Decidida a encontrar café y tal vez las respuestas al misterio de cómo llegué a casa, salgo de mi habitación. El pasillo nunca me había parecido tan largo, o tal vez es que cada paso hace que mi cabeza rebote como una pelota.

Llego a la sala y ahí es cuando mi corazón decide saltarse varios latidos. Porque ahí, sentado en MI sofá, viendo MI televisión, y bebiendo lo que sospecho es MI cerveza, está Rafael.

<<¿QUÉ CHINGADOS...?>>

Grito mentalmente, o al menos intento gritar, porque lo que sale de mi boca es más bien un graznido ronco.

Rafael se gira, y la sonrisa que me dedica es una mezcla de diversión y algo más que no puedo descifrar.

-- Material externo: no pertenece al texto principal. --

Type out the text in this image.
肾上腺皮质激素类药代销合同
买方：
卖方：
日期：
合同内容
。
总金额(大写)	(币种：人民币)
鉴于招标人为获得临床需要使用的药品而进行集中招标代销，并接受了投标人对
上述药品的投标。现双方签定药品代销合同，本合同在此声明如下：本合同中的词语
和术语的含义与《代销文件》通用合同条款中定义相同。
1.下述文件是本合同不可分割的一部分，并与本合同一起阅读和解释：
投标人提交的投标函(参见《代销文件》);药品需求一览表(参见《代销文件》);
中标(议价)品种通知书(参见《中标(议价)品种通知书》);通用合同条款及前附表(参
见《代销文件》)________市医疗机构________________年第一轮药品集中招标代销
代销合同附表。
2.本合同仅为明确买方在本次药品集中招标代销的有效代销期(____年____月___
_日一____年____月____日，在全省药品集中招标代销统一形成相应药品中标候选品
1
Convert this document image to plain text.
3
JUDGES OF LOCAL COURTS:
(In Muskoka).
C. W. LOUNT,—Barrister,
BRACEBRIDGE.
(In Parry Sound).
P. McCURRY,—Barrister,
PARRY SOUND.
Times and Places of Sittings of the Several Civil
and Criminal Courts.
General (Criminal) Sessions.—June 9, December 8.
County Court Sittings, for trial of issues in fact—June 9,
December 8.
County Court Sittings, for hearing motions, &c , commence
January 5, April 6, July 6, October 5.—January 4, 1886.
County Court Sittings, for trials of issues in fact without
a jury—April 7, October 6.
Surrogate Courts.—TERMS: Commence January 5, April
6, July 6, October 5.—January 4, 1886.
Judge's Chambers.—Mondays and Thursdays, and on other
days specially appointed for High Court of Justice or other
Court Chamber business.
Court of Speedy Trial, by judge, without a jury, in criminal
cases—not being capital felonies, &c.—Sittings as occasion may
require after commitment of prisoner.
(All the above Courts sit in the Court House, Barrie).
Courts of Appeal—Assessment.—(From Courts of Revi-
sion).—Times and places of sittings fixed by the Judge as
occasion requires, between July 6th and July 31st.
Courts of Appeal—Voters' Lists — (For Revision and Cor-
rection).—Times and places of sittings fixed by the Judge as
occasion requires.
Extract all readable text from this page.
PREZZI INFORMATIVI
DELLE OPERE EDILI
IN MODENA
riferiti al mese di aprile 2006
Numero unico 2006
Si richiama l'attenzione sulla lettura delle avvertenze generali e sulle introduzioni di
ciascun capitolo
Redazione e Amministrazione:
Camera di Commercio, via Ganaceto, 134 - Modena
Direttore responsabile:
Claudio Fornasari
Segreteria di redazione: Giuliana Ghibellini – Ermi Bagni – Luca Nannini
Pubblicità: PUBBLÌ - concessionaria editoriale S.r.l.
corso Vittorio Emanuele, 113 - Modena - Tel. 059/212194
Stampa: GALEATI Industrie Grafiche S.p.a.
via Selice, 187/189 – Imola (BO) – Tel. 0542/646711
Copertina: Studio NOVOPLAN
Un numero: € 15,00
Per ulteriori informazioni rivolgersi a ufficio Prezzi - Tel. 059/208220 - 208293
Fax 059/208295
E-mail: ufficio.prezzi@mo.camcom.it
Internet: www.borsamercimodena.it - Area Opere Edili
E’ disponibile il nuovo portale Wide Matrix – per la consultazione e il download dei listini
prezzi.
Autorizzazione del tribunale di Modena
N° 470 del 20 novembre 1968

—Buenas noches, damita — dice, y su voz suena como si alguien hubiera subido el volumen del mundo al máximo. —¿Cómo te sientes?

Me quedo ahí parada, consciente de repente de mi falta de ropa adecuada, tratando de procesar la situación. Mi cerebro, aún en huelga por el abuso etílico, solo logra formular una pregunta:

—¿Qué chingados haces en mi casa?

El muy cabrón se empina la lata de cerveza y responde con toda su chulería que lo caracteriza.